Jaqoline Linda Tewuh and her husband, natives and citizens of Indonesia, petition for review of a Board of Immigration Appeals’ order dismissing their appeal from an immigration judge’s decision denying their application for asylum, withholding of removal, and relief under the Convention Against Torture (“CAT”). We have jurisdiction under 8 U.S.C. § 1252. We review for substantial evidence, INS v. Elias-Zacarias, 502 U.S. 478, 481 n. 1, 112 S.Ct. 812, 117 L.Ed.2d 38 (1992), and we deny the petition for review.

The agency denied Tewuh’s asylum claim as time-barred. Tewuh does not challenge this finding in her opening brief.

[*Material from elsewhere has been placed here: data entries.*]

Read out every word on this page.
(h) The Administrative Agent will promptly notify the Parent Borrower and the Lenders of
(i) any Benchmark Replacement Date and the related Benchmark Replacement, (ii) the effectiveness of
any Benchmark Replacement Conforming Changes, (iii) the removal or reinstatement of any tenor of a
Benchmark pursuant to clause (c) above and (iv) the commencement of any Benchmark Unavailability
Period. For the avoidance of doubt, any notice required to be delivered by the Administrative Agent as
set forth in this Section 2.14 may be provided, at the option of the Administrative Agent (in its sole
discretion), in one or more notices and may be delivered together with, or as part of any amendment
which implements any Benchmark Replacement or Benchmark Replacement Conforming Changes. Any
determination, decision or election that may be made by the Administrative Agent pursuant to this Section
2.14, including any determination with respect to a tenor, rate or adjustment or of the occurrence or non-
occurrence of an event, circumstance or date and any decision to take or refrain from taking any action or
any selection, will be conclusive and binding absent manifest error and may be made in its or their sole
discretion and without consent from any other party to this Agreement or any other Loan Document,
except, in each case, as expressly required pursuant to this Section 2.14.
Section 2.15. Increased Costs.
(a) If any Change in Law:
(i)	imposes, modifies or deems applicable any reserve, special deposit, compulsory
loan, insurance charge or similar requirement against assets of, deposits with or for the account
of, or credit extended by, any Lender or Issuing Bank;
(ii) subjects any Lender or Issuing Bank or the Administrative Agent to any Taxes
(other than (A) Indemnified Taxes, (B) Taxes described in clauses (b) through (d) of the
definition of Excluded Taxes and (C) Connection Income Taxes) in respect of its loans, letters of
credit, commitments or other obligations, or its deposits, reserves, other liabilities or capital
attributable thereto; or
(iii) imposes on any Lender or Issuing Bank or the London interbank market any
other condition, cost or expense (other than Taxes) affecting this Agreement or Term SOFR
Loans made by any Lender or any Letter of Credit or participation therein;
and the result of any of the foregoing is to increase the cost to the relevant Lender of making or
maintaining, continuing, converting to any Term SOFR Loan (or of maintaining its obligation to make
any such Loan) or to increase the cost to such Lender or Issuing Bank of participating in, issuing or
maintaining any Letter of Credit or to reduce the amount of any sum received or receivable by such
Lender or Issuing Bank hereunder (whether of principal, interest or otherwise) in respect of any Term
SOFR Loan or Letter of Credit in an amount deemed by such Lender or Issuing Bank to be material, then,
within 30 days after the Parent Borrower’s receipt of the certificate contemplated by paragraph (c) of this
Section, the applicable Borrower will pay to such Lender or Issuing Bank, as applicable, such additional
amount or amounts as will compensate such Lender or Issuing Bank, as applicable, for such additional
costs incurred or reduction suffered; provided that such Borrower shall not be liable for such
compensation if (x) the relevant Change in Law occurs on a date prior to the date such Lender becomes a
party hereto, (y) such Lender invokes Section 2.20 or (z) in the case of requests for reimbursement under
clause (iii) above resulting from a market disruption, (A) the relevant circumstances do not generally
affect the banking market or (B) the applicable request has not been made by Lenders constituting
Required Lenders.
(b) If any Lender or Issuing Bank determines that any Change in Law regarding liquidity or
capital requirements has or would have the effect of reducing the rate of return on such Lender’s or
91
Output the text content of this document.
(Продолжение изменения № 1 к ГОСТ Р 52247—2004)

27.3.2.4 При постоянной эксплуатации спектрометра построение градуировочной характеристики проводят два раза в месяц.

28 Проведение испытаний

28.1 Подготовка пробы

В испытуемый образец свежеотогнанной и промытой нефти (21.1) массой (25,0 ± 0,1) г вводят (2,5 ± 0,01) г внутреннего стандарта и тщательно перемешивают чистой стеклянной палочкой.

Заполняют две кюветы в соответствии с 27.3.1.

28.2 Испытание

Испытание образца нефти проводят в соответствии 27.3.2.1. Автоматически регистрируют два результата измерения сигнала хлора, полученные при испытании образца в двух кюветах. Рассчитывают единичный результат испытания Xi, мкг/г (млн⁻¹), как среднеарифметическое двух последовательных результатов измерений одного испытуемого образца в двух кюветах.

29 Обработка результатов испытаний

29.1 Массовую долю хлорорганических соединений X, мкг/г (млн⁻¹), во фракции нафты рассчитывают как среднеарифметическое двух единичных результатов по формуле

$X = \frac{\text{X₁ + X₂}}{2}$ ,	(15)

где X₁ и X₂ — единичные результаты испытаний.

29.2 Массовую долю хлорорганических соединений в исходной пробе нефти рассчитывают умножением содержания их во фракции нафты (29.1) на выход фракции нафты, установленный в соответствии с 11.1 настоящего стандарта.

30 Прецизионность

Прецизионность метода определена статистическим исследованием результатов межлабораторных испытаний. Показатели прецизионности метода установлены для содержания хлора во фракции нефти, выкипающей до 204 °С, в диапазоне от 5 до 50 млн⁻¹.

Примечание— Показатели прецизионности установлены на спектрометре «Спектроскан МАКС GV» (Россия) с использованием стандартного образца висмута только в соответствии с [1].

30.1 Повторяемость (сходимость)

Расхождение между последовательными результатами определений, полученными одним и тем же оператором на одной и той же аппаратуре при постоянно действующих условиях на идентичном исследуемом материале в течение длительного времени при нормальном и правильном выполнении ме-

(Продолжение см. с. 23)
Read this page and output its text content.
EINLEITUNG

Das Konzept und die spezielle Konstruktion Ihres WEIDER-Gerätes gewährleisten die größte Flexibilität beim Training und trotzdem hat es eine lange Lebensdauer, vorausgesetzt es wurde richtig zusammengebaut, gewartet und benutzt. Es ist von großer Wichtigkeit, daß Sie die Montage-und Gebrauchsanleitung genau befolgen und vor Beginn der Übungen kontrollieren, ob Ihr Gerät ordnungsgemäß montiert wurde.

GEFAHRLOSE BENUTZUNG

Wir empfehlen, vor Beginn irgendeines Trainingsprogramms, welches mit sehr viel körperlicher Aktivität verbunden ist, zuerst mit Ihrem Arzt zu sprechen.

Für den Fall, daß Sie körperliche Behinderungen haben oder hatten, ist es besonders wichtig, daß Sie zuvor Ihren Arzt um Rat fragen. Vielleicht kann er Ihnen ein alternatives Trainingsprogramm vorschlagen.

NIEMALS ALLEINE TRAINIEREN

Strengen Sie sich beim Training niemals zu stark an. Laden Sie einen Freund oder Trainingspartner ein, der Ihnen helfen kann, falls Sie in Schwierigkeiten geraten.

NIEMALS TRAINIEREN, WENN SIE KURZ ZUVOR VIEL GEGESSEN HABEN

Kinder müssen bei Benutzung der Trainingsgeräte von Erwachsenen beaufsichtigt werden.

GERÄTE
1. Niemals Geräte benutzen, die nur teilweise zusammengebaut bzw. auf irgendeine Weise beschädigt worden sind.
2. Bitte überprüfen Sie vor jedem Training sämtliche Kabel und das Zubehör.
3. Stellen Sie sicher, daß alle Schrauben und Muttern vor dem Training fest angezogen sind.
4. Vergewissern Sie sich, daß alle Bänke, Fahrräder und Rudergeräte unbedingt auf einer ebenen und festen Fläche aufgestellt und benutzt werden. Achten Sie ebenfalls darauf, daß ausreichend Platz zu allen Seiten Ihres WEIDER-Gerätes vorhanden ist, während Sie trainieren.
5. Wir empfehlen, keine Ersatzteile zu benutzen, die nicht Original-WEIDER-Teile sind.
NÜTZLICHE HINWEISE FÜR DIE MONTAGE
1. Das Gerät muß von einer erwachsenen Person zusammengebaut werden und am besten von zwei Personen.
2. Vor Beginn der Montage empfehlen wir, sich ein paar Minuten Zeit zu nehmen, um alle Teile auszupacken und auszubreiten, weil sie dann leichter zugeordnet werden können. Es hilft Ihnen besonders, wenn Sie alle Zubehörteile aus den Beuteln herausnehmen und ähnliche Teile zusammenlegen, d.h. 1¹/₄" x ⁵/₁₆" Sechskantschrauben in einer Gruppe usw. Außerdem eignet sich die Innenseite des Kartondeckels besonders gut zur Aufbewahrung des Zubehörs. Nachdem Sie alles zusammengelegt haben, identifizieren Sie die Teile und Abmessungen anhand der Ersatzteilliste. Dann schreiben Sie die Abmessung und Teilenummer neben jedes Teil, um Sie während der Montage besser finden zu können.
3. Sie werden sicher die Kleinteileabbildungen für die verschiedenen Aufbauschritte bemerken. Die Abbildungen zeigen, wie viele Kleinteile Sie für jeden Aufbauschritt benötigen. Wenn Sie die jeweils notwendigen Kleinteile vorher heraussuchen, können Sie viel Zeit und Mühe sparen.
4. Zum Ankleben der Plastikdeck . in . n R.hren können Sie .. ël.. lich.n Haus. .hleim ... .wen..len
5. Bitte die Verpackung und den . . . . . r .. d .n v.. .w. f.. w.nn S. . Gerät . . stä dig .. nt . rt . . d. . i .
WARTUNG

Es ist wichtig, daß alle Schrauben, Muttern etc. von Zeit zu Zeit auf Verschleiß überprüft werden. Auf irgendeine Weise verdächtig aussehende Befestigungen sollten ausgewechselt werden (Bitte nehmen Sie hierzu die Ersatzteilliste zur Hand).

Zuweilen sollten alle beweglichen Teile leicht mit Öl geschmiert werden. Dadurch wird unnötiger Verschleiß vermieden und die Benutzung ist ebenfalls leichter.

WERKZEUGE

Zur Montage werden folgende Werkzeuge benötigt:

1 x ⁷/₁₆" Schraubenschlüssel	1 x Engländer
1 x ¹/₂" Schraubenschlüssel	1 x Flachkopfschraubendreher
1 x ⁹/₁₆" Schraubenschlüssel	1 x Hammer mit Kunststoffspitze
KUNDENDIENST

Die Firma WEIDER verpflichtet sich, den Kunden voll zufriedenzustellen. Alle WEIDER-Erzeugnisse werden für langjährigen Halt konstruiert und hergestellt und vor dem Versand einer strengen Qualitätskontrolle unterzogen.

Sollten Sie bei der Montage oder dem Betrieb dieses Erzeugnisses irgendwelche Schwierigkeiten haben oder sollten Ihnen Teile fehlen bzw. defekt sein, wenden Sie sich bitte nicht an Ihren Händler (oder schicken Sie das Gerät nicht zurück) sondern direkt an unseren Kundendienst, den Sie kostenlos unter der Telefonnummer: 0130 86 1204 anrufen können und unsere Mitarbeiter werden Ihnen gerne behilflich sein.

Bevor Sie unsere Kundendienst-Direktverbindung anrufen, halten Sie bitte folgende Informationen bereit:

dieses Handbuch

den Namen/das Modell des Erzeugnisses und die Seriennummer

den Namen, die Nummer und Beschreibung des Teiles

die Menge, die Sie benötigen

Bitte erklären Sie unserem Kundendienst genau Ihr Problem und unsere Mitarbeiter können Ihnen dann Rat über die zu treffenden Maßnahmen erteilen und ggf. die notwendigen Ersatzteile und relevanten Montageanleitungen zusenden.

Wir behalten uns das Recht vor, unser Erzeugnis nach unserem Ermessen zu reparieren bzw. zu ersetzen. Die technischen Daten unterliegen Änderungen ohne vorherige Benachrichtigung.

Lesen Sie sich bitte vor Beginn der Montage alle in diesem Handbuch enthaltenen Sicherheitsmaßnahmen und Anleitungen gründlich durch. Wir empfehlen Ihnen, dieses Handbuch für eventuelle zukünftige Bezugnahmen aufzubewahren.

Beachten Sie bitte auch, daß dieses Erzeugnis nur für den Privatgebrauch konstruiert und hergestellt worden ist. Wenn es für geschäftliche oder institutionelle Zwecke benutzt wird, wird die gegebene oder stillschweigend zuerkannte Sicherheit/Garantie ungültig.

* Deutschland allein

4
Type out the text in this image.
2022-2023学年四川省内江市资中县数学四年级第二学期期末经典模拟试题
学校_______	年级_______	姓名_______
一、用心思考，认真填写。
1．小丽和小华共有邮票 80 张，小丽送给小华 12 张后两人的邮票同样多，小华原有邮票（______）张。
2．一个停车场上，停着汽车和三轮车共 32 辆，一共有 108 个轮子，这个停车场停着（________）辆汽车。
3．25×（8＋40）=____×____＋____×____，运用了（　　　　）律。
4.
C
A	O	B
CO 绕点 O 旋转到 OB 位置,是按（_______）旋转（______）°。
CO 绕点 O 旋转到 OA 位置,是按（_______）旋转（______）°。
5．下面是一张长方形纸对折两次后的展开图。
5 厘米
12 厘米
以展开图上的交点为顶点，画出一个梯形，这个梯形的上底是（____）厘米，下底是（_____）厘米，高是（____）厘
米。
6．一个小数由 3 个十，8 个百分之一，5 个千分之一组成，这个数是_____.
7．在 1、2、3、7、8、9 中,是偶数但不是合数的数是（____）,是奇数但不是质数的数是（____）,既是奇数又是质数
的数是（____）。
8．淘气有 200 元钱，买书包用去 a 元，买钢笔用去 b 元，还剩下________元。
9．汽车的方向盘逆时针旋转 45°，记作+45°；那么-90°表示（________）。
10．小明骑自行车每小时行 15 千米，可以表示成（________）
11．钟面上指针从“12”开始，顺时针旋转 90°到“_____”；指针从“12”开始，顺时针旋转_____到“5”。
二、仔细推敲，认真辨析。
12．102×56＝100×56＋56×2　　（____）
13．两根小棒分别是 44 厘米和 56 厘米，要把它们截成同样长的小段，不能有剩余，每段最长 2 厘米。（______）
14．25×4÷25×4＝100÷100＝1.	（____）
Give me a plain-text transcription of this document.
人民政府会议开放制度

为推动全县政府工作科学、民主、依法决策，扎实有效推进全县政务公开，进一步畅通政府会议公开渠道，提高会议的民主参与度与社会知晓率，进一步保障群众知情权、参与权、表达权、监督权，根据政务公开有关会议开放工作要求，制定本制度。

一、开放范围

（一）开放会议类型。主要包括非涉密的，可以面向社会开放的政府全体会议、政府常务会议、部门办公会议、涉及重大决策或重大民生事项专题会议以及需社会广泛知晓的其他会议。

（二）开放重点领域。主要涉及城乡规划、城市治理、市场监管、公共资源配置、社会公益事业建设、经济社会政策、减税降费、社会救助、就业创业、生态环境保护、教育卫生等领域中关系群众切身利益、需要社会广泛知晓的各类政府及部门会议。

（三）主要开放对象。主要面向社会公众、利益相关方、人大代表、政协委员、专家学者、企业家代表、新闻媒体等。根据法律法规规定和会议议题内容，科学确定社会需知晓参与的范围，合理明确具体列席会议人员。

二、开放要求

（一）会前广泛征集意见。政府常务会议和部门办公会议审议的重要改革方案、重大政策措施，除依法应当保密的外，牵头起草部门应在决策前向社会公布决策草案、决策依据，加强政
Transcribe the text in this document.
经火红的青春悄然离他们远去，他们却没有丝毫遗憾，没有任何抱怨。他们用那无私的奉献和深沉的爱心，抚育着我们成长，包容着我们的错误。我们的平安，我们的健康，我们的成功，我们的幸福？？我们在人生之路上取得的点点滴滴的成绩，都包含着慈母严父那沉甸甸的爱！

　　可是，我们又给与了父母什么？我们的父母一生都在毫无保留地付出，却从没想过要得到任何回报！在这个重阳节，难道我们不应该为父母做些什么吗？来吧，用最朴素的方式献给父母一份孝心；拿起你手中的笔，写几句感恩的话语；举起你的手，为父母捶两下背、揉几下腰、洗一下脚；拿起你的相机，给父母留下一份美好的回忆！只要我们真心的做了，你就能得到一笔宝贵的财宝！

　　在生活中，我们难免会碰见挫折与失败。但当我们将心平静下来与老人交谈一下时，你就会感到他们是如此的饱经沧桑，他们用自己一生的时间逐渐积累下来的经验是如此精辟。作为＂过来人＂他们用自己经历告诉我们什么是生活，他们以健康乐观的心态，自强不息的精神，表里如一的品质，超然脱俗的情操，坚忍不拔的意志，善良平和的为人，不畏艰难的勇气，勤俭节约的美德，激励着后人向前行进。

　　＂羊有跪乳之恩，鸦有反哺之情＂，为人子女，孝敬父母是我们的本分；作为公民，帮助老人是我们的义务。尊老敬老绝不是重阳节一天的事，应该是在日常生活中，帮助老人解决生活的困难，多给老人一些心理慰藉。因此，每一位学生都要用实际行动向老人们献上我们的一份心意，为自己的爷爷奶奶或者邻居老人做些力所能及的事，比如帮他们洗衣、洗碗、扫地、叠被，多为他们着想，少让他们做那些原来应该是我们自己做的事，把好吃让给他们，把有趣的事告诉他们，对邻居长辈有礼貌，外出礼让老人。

Substantial evidence supports the agency’s finding that Tewuh’s experiences did not rise to the level of persecution. See Hoxha v. Ashcroft, 319 F.3d 1179, 1182 (9th Cir.2003). In addition, substantial evidence supports the agency’s conclusion that Tewuh failed to establish a clear probability of persecution because she did not demonstrate sufficient individualized risk, cf. Sael v. Ashcroft, 386 F.3d 922, 927-28 (9th Cir.2004), and because Tewuh has family who remain in Indonesia and practice Christianity without harm, see Hakeem v. INS, 273 F.3d 812, 816 (9th Cir.2001). Lastly, the record does not compel the conclusion that Tewuh has demonstrated a pattern or practice of persecution of Christians in Indonesia. See Lolong v. Gonzales, 484 F.3d 1173, 1180-81 (9th Cir.2007) (en banc). Accordingly, Tewuh’s withholding of removal claim fails.

Substantial evidence supports the agency’s denial of CAT relief because Te-wuh failed to show that it is more likely than not she will be tortured if she returns to Indonesia. See Malhi v. INS, 336 F.3d 989, 993 (9th Cir.2003).

PETITION FOR REVIEW DENIED.

This disposition is not appropriate for publication and is not precedent except as provided by 9 th Cir. R. 36-3.